Treatment of Septal Perforation Due to Cocaine Use
The most effective treatment for cocaine-induced septal perforation is cessation of cocaine use, followed by appropriate surgical or prosthetic intervention once the lesion has stabilized. 1
Initial Management
First priority: Cocaine cessation
- Abstinence from cocaine is the most critical first step
- Surgical correction should be postponed until the patient stops using cocaine and the lesion becomes stable 1
- Refer for substance abuse treatment and psychological support
Evaluation of the perforation
- Perform rhinoendoscopy with 0° and 45° endoscopes to assess:
- Size of perforation
- Location (cartilaginous vs. bony involvement)
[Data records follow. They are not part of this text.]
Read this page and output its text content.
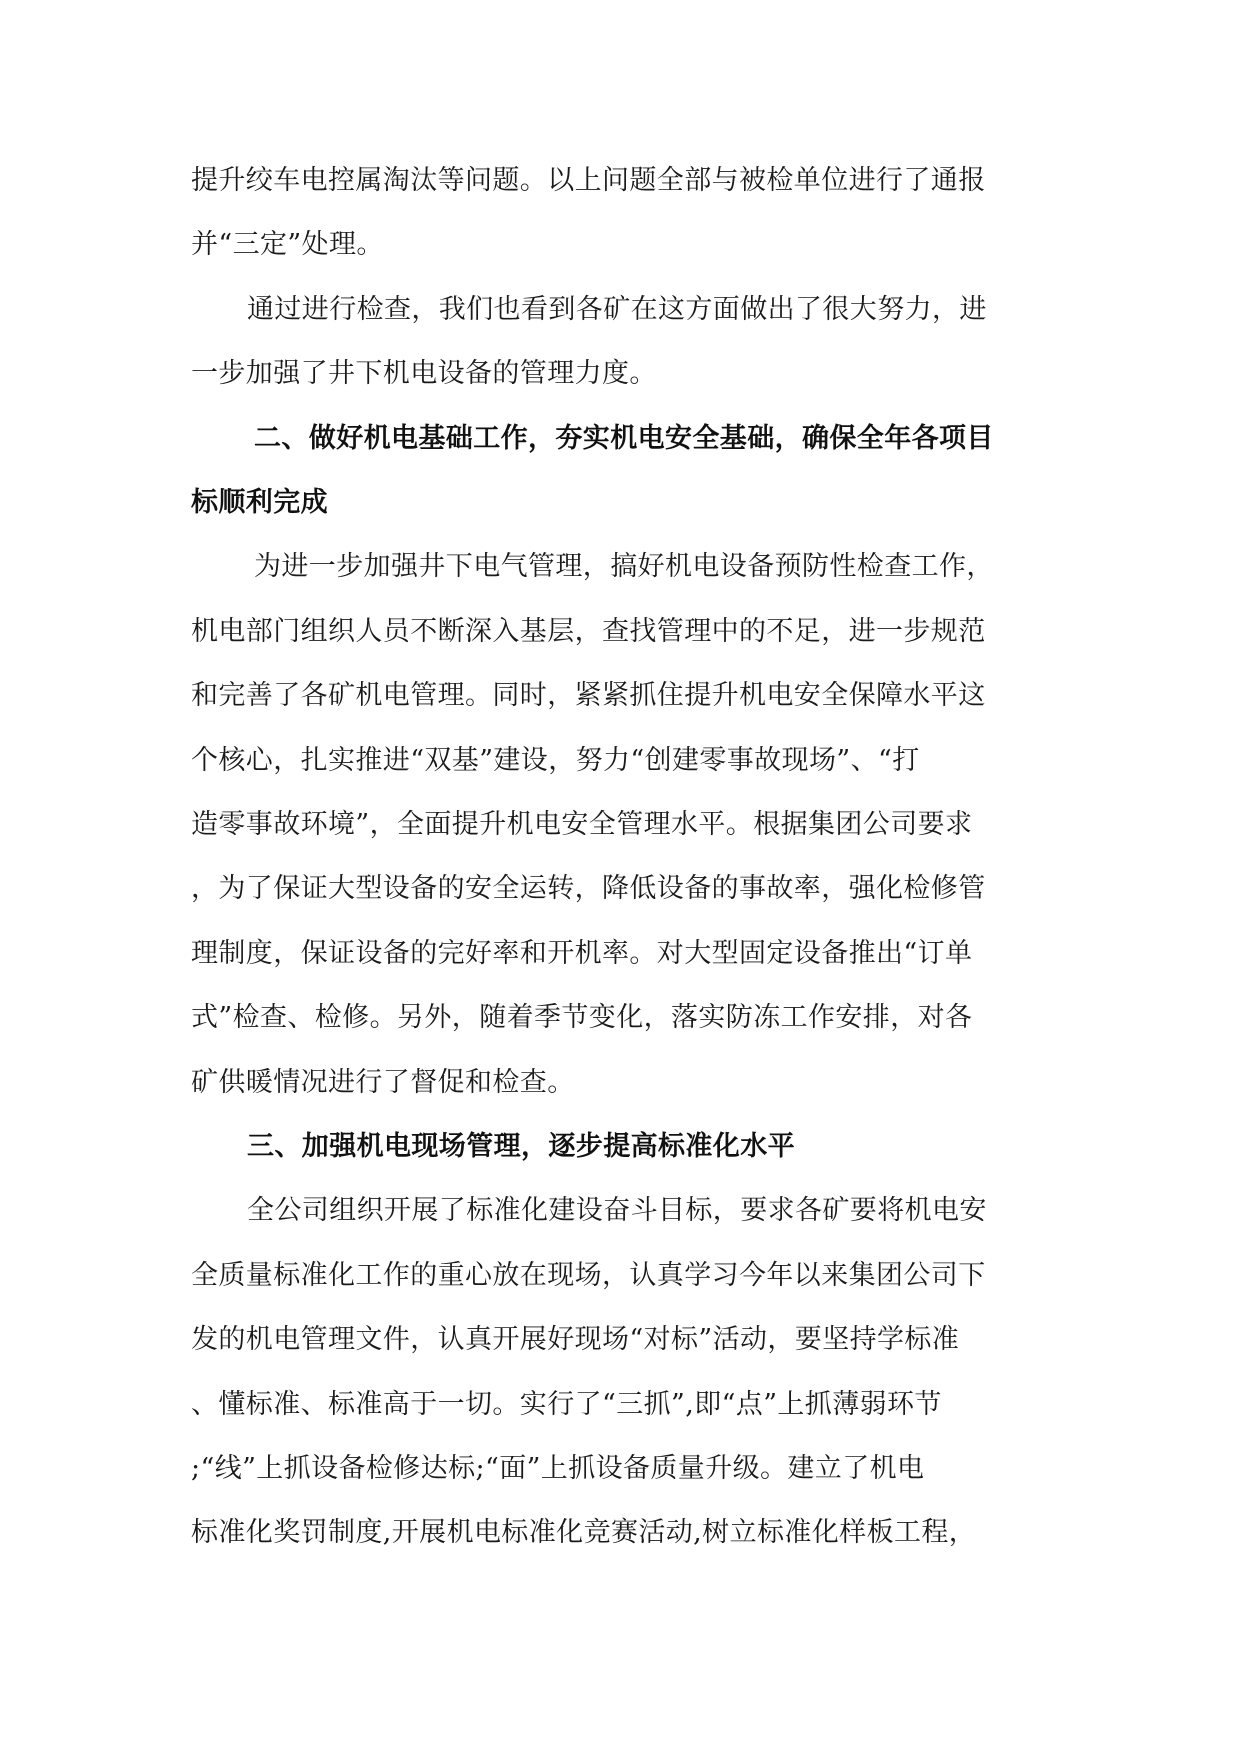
提升绞车电控属淘汰等问题。以上问题全部与被检单位进行了通报
并“三定”处理。
通过进行检查，我们也看到各矿在这方面做出了很大努力，进
一步加强了井下机电设备的管理力度。
二、做好机电基础工作，夯实机电安全基础，确保全年各项目
标顺利完成
为进一步加强井下电气管理，搞好机电设备预防性检查工作，
机电部门组织人员不断深入基层，查找管理中的不足，进一步规范
和完善了各矿机电管理。同时，紧紧抓住提升机电安全保障水平这
个核心，扎实推进“双基”建设，努力“创建零事故现场”、“打
造零事故环境”，全面提升机电安全管理水平。根据集团公司要求
，为了保证大型设备的安全运转，降低设备的事故率，强化检修管
理制度，保证设备的完好率和开机率。对大型固定设备推出“订单
式”检查、检修。另外，随着季节变化，落实防冻工作安排，对各
矿供暖情况进行了督促和检查。
三、加强机电现场管理，逐步提高标准化水平
全公司组织开展了标准化建设奋斗目标，要求各矿要将机电安
全质量标准化工作的重心放在现场，认真学习今年以来集团公司下
发的机电管理文件，认真开展好现场“对标”活动，要坚持学标准
、懂标准、标准高于一切。实行了“三抓”,即“点”上抓薄弱环节
;“线”上抓设备检修达标;“面”上抓设备质量升级。建立了机电
标准化奖罚制度,开展机电标准化竞赛活动,树立标准化样板工程，
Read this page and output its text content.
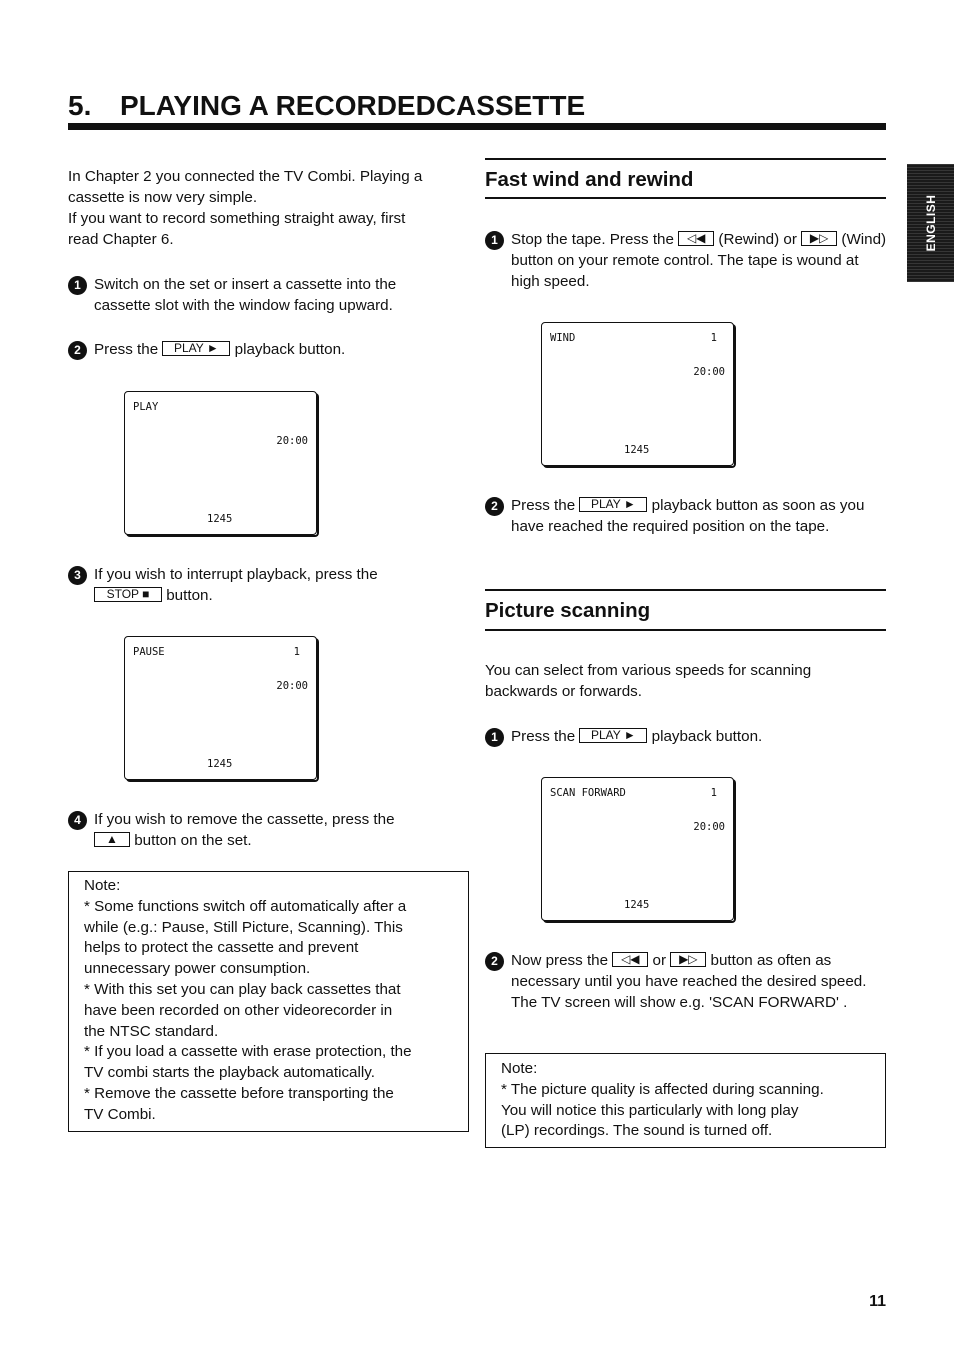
5. PLAYING A RECORDEDCASSETTE
ENGLISH
In Chapter 2 you connected the TV Combi. Playing a
cassette is now very simple.
If you want to record something straight away, first
read Chapter 6.
1 Switch on the set or insert a cassette into the cassette slot with the window facing upward.
2 Press the PLAY ► playback button.
PLAY
20:00
1245
3 If you wish to interrupt playback, press the
STOP ■ button.
PAUSE	1
20:00
1245
4 If you wish to remove the cassette, press the
▲ button on the set.
Note:
* Some functions switch off automatically after a
while (e.g.: Pause, Still Picture, Scanning). This
helps to protect the cassette and prevent
unnecessary power consumption.
* With this set you can play back cassettes that
have been recorded on other videorecorder in
the NTSC standard.
* If you load a cassette with erase protection, the
TV combi starts the playback automatically.
* Remove the cassette before transporting the
TV Combi.
Fast wind and rewind
1 Stop the tape. Press the ◁◀ (Rewind) or ▶▷ (Wind) button on your remote control. The tape is wound at high speed.
WIND	1
20:00
1245
2 Press the PLAY ► playback button as soon as you have reached the required position on the tape.
Picture scanning
You can select from various speeds for scanning
backwards or forwards.
1 Press the PLAY ► playback button.
SCAN FORWARD	1
20:00
1245
2 Now press the ◁◀ or ▶▷ button as often as necessary until you have reached the desired speed.
The TV screen will show e.g. 'SCAN FORWARD' .
Note:
* The picture quality is affected during scanning.
You will notice this particularly with long play
(LP) recordings. The sound is turned off.
11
- Surrounding tissue viability
- CT scan of nose and paranasal sinuses to evaluate extent of damage
- Biopsy to rule out other conditions (e.g., Wegener's granulomatosis) 2
- Perform rhinoendoscopy with 0° and 45° endoscopes to assess:
Conservative Management Options
For patients who cannot or will not stop cocaine use, or while awaiting stabilization:
Nasal septal button placement
Hyaluronic acid application
- Can be applied in layers on both sides of the septal perforation
- Kept in place by the septal button in a "sandwich" technique
- Promotes mucosal regrowth and reduces scabbing and bleeding 2
Symptomatic treatment
- Saline nasal irrigation to maintain moisture
- Topical ointments to prevent crusting
- Humidification to reduce dryness
Definitive Surgical Options
Once cocaine use has ceased and the lesion is stable:
- Surgical repair options
- For large perforations: Radial forearm free flap
- Provides successful closure with natural thinning of the flap over time
- Can remain symptom-free for years after surgery 3
- For smaller perforations: Local mucosal flaps
- For large perforations: Radial forearm free flap
Common Pitfalls and Caveats
Avoid surgical repair while cocaine use continues
- High risk of failure due to ongoing tissue damage
- Worsening of the perforation may occur
Rule out other conditions
- Some cocaine users may have positive ANCA tests that mimic Wegener's granulomatosis 4
- Biopsy is essential for differential diagnosis
Recognize progression risk
- Perforation can progress from septal to palatal involvement even after cessation of cocaine use 4
- Regular follow-up is necessary to monitor for extension
Poor compliance with treatment
- Studies show only about 15% of patients complete psychological therapy 2
- Consider simplified treatment plans with fewer follow-up requirements
The management of cocaine-induced septal perforation requires addressing both the substance abuse issue and the anatomical defect. While temporary measures like septal buttons can provide symptomatic relief, long-term success depends on complete cessation of cocaine use before attempting definitive repair.